Electrical and Computer Engineering Department, University of Maryland, College Park, MD, USA.
Electrical and Computer Engineering Department, The Johns Hopkins University, Baltimore, MD, USA.
Commun Biol. 2024 Oct 25;7(1):1392. doi: 10.1038/s42003-024-07096-3.
Perceptual segregation of complex sounds such as speech and music simultaneously emanating from multiple sources is a remarkable ability that is common in humans and other animals alike. Unlike animal physiological experiments with simplified sounds or human investigations with spatially broad imaging techniques, this study combines insights from animal single-unit recordings with segregation of speech-like sound mixtures. Ferrets are trained to attend to a female voice and detect a target word, both in presence and absence of a concurrent equally salient male voice. Recordings are made in primary and secondary auditory cortical fields, and in frontal cortex. During task performance, representation of the female words becomes enhanced relative to the male in all, but especially in higher cortical regions. Analysis of the temporal and spectral response characteristics during task performance reveals how speech segregation gradually emerges in the auditory cortex. A computational model evaluated on the same voice mixtures replicates and extends these results to different attentional targets (attention to female or male voices). These findings underscore the role of the principle of temporal coherence whereby attention to a target voice binds together all neural responses coherently modulated with the target, thus ultimately forming and extracting a common auditory stream.

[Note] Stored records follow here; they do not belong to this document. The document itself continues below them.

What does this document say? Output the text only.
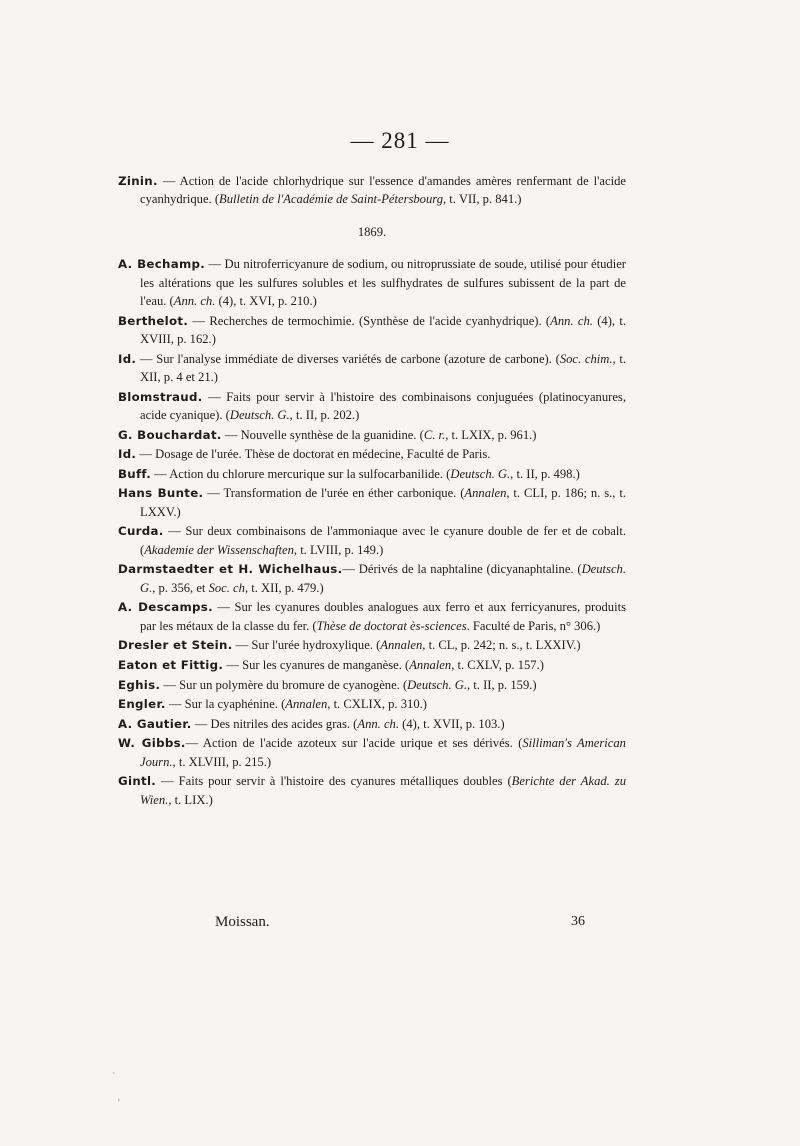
— 281 —

Zinin. — Action de l'acide chlorhydrique sur l'essence d'amandes amères renfermant de l'acide cyanhydrique. (Bulletin de l'Académie de Saint-Pétersbourg, t. VII, p. 841.)

1869.

A. Bechamp. — Du nitroferricyanure de sodium, ou nitroprussiate de soude, utilisé pour étudier les altérations que les sulfures solubles et les sulfhydrates de sulfures subissent de la part de l'eau. (Ann. ch. (4), t. XVI, p. 210.)

Berthelot. — Recherches de termochimie. (Synthèse de l'acide cyanhydrique). (Ann. ch. (4), t. XVIII, p. 162.)

Id. — Sur l'analyse immédiate de diverses variétés de carbone (azoture de carbone). (Soc. chim., t. XII, p. 4 et 21.)

Blomstraud. — Faits pour servir à l'histoire des combinaisons conjuguées (platinocyanures, acide cyanique). (Deutsch. G., t. II, p. 202.)

G. Bouchardat. — Nouvelle synthèse de la guanidine. (C. r., t. LXIX, p. 961.)

Id. — Dosage de l'urée. Thèse de doctorat en médecine, Faculté de Paris.

Buff. — Action du chlorure mercurique sur la sulfocarbanilide. (Deutsch. G., t. II, p. 498.)

Hans Bunte. — Transformation de l'urée en éther carbonique. (Annalen, t. CLI, p. 186; n. s., t. LXXV.)

Curda. — Sur deux combinaisons de l'ammoniaque avec le cyanure double de fer et de cobalt. (Akademie der Wissenschaften, t. LVIII, p. 149.)

Darmstaedter et H. Wichelhaus.— Dérivés de la naphtaline (dicyanaphtaline. (Deutsch. G., p. 356, et Soc. ch, t. XII, p. 479.)

A. Descamps. — Sur les cyanures doubles analogues aux ferro et aux ferricyanures, produits par les métaux de la classe du fer. (Thèse de doctorat ès-sciences. Faculté de Paris, n° 306.)

Dresler et Stein. — Sur l'urée hydroxylique. (Annalen, t. CL, p. 242; n. s., t. LXXIV.)

Eaton et Fittig. — Sur les cyanures de manganèse. (Annalen, t. CXLV, p. 157.)

Eghis. — Sur un polymère du bromure de cyanogène. (Deutsch. G., t. II, p. 159.)

Engler. — Sur la cyaphénine. (Annalen, t. CXLIX, p. 310.)

A. Gautier. — Des nitriles des acides gras. (Ann. ch. (4), t. XVII, p. 103.)

W. Gibbs.— Action de l'acide azoteux sur l'acide urique et ses dérivés. (Silliman's American Journ., t. XLVIII, p. 215.)

Gintl. — Faits pour servir à l'histoire des cyanures métalliques doubles (Berichte der Akad. zu Wien., t. LIX.)

Moissan.	36
`
'
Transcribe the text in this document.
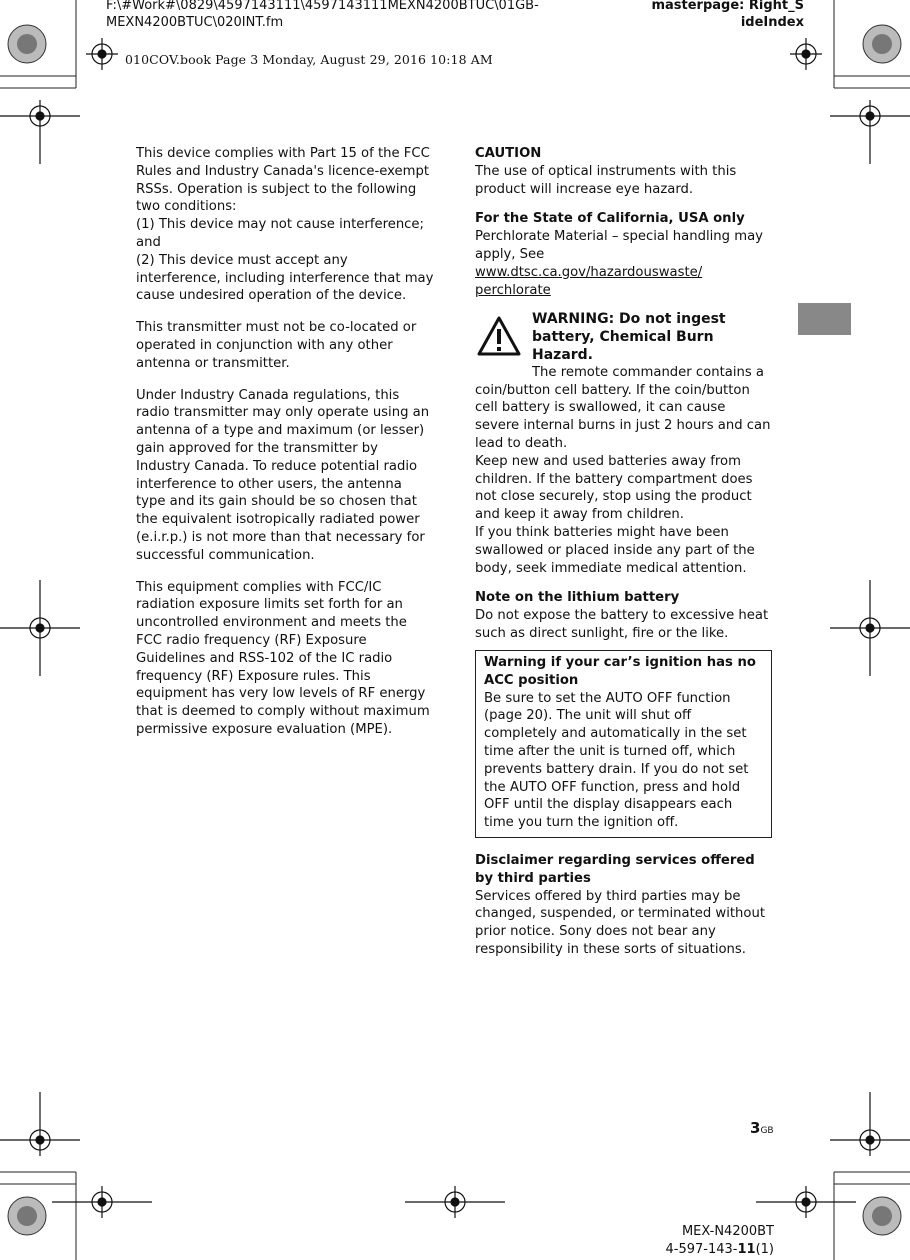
F:\#Work#\0829\4597143111\4597143111MEXN4200BTUC\01GB-
MEXN4200BTUC\020INT.fm
masterpage: Right_S
ideIndex
010COV.book Page 3 Monday, August 29, 2016 10:18 AM

This device complies with Part 15 of the FCC Rules and Industry Canada's licence-exempt RSSs. Operation is subject to the following two conditions:
(1) This device may not cause interference; and
(2) This device must accept any interference, including interference that may cause undesired operation of the device.

This transmitter must not be co-located or operated in conjunction with any other antenna or transmitter.

Under Industry Canada regulations, this radio transmitter may only operate using an antenna of a type and maximum (or lesser) gain approved for the transmitter by Industry Canada. To reduce potential radio interference to other users, the antenna type and its gain should be so chosen that the equivalent isotropically radiated power (e.i.r.p.) is not more than that necessary for successful communication.

This equipment complies with FCC/IC radiation exposure limits set forth for an uncontrolled environment and meets the FCC radio frequency (RF) Exposure Guidelines and RSS-102 of the IC radio frequency (RF) Exposure rules. This equipment has very low levels of RF energy that is deemed to comply without maximum permissive exposure evaluation (MPE).

CAUTION
The use of optical instruments with this product will increase eye hazard.
For the State of California, USA only
Perchlorate Material – special handling may apply, See
www.dtsc.ca.gov/hazardouswaste/
perchlorate
WARNING: Do not ingest battery, Chemical Burn Hazard.
The remote commander contains a coin/button cell battery. If the coin/button cell battery is swallowed, it can cause severe internal burns in just 2 hours and can lead to death.
Keep new and used batteries away from children. If the battery compartment does not close securely, stop using the product and keep it away from children.
If you think batteries might have been swallowed or placed inside any part of the body, seek immediate medical attention.
Note on the lithium battery
Do not expose the battery to excessive heat such as direct sunlight, fire or the like.
Warning if your car’s ignition has no ACC position
Be sure to set the AUTO OFF function (page 20). The unit will shut off completely and automatically in the set time after the unit is turned off, which prevents battery drain. If you do not set the AUTO OFF function, press and hold OFF until the display disappears each time you turn the ignition off.
Disclaimer regarding services offered by third parties
Services offered by third parties may be changed, suspended, or terminated without prior notice. Sony does not bear any responsibility in these sorts of situations.
3GB
MEX-N4200BT
4-597-143-11(1)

同时从多个来源发出的复杂声音(如言语和音乐)的感知分离是一种非凡的能力,人类和其他动物都具有这种能力。与动物的简化声音的生理实验或人类使用空间广泛的成像技术的研究不同,这项研究结合了动物单细胞记录的见解和类似言语的声音混合物的分离。雪貂被训练专注于女性的声音并检测目标单词,无论是在存在还是不存在同时同样突出的男性声音的情况下。记录是在初级和次级听觉皮层以及额叶皮层中进行的。在任务执行期间,相对于男性,女性单词的表示在所有区域(但尤其是在更高的皮层区域)中都得到了增强。对任务执行期间的时间和频谱响应特征的分析揭示了言语分离如何逐渐出现在听觉皮层中。对相同的语音混合物进行评估的计算模型复制并扩展了这些结果,以用于不同的注意力目标(关注女性或男性声音)。这些发现强调了时间相干性原则的作用,即对目标声音的注意力将所有与目标相干调制的神经反应绑定在一起,从而最终形成并提取共同的听觉流。